In the year 1878, following massive inflow of Indian rupees (INR) to Mauritius (because of mass Indian
immigration), the country entered into a Common Monetary Union with India (the INR being the legal
tender). In 1934, Mauritius introduced its own currency, the Mauritian rupee but it was pegged to the
British pound (GBP) until 1972. The year 1974 is remembered for the sugar boom event following large
sugar production and high sugar prices in the world market. This was accompanied by a high rate of
money supply expansion and significant increases in wages and salaries. The government had to use
price controls to contain inflation. Increasing oil prices in the late 1970s coupled with adverse weather
conditions damaging food crops deteriorated the economic situation of Mauritius. In the same period,
the island adopted its first Structural Adjustment Programme and the rupee was devalued by 22.9 %
in October 1979. The direct impact of the devaluation was seen on import prices which sky rocketed.
Consequently, in October 1980, Mauritius witnessed an inflation rate of 42 % - the highest ever recorded
since its independence. The higher inflation rate in Mauritius compared to its other trading partners
took a toll on the economy; the nominal exchange rate took a continuously depreciating trend against
the US dollar.
Exchange rate restrictions were removed in the early nineties and by 1994 the rupee was under the
managed float. Since the beginning of year 2000, the US dollar has been appreciating against the
Mauritian rupee remaining above Rs 25 as a major part of imports are invoiced in dollars (above 65% of
imports are denominated in dollar). In the wake of global financial downturn, Mauritius has witnessed
a lethargic economic growth. The GDP growth slacked from 5.1% in 2008 to 3.1% in 2009; but rose
to 4.2% in 2010. During 2010, the Mauritian rupee on an average strengthened against the US dollar
by 4.97%, the rupee appreciated by around 2% against the euro on an average following the troubles
endured by the latter currency on foreign exchange markets as a result of the challenges besetting the
euro zone economy. Rupee appreciated the most against the pound sterling with an increase of 7.12%
over the same period. This trend has been followed during the first three months of 2011.
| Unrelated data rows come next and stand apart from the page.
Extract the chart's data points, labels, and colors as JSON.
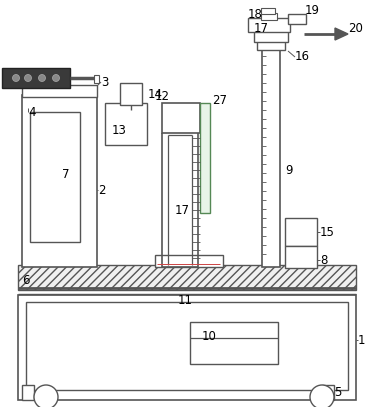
{
  "bg_color": "#ffffff",
  "line_color": "#555555",
  "label_fontsize": 8.5,
  "fig_width": 3.74,
  "fig_height": 4.07,
  "dpi": 100
}
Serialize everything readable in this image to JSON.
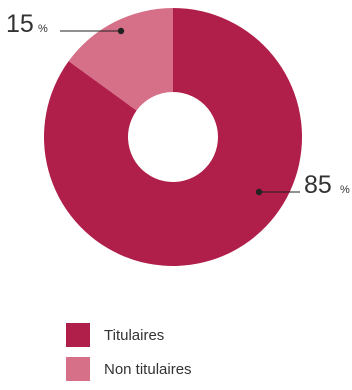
{
  "chart_data": {
    "type": "pie",
    "donut": true,
    "series": [
      {
        "values": [
          {
            "label": "Titulaires",
            "value": 85,
            "display_value": "85",
            "unit": "%",
            "color": "#b01e4a"
          },
          {
            "label": "Non titulaires",
            "value": 15,
            "display_value": "15",
            "unit": "%",
            "color": "#d66f88"
          }
        ]
      }
    ],
    "legend_position": "bottom-left"
  }
}
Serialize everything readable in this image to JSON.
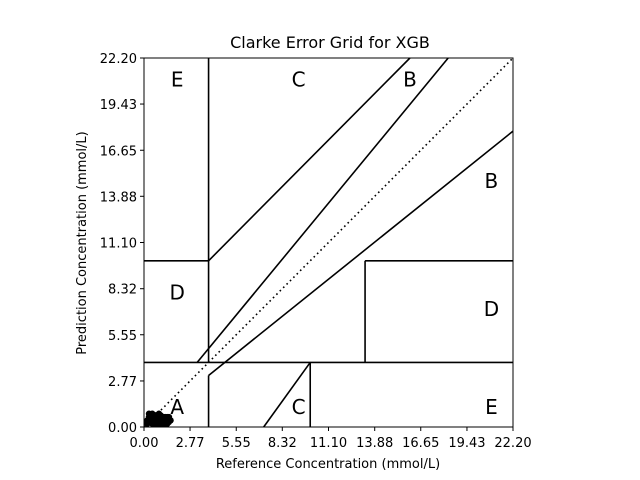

This year, the USD/MUR pair has been very volatile on concerns over the US economic recovery and
uncertainty prevailing in European Union. Rising volatility will make both short term and long term
planning difficult as well as reduce the country’s export competitiveness. The Global Board of Trade
Limited is the first exchange to introduce a Mauritian Rupee futures contract, which was launched for
trading on the Exchange platform from 18th October, 2010. This contract would enable the market
participants to mitigate their currency risk.